Strain sensors (CS) are most densely clustered in a region of the wing found proximally along the major wing veins where aeroelastic loads give peak strains during gliding and flapping flight. Moreover, this evolved sensor placement was predicted by the areas offering the highest information rates for the recorded units. There is strong spatial correlation across the wing, so sensors could potentially be placed in many different locations and extract similar information. However, small differences in sensor accuracy can have a huge impact when monitoring complex behaviors like flight, and it is unlikely that these sensors are placed by chance in the region which contains the most accurate information. Prior work on generic deformable wings produced optimal sensor placements and information patterns that differ from what we observed in dragonflies (28, 29). These locations were influenced by wing stiffness and neural threshold, but in general, modeled sensors tended to cluster along the outer edges of the wing tip or base. In contrast, insect wing strain sensors are most often concentrated at the wing base along the interior veins (4, 6, 62). This comparison supports the idea that natural wing morphology specifically shapes sensor placement and information encoding in ways that cannot be captured by simplified flat wing models.

Dragonflies have hundreds of wing mechanosensors (5), yet we found just a few large amplitude units are activated and dominate the signal in the wing nerve under natural conditions (in the absence of perturbation). The additional sensors recruited during white noise perturbations may be necessary under circumstances where unusual temporal and/or spatial deformations occur and are likely tuned to higher velocity changes, consistent with the fact that white noise perturbations contain higher frequency displacements than airflow-induced flutter. Our results suggest that while the wing sensory system uses few sensors to monitor the wing state, many additional sensors are present and poised to detect deviations from the normal expected modes—i.e., continuous oscillations primarily composed of bend and twist. The speed at which dragonflies must react to changes in their expected sensory environments and the number of sensors recruited during these perturbations indicates that deviations from the natural wing state are likely represented as a population code. This population code may also be adaptable. Sensor locations and even axonal paths can vary between individuals (5) and dragonflies can experience significant wing damage throughout their lives (60).
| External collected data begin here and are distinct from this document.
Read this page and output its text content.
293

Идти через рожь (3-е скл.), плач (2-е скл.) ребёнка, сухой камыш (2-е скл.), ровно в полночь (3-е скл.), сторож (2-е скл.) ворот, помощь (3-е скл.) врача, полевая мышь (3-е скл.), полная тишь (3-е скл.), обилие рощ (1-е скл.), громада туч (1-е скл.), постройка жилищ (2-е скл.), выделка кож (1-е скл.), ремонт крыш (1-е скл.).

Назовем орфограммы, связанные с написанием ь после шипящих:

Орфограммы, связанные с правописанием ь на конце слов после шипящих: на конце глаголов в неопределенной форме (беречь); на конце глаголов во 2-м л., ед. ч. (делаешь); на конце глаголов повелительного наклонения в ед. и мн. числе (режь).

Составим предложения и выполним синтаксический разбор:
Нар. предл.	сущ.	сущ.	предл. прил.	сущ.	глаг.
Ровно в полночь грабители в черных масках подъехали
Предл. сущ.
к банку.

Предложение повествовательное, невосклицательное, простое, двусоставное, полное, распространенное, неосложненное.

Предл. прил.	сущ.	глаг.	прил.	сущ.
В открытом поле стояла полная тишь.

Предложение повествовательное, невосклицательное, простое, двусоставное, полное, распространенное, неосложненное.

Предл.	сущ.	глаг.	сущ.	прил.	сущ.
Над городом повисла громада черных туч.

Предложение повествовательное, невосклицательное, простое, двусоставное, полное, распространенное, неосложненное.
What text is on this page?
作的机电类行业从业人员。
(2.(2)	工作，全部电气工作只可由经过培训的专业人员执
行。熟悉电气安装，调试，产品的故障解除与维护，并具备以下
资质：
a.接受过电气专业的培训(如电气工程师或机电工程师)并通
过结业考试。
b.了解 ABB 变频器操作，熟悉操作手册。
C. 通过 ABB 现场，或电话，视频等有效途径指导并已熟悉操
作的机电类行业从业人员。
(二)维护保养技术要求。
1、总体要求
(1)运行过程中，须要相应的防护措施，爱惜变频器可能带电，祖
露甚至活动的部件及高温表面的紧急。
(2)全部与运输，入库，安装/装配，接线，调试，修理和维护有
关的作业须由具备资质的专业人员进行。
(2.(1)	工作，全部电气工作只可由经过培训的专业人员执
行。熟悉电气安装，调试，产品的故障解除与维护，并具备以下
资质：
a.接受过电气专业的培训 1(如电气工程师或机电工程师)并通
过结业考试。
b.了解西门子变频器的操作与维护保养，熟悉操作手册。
We hypothesize that when wing mechanics change—either during development as they harden over time, or if they are damaged—adaptation is accomplished further downstream by integrating interneurons that receive inputs from multiple modalities. In this case, visual, ocellar, or proprioceptive information would also be necessary to augment the wing sensory inputs when the wing mechanics change. Other senses could provide a ground truth comparison for the animal’s perception of self-motion which would allow recalibration of their sensorimotor control internal models (63, 64).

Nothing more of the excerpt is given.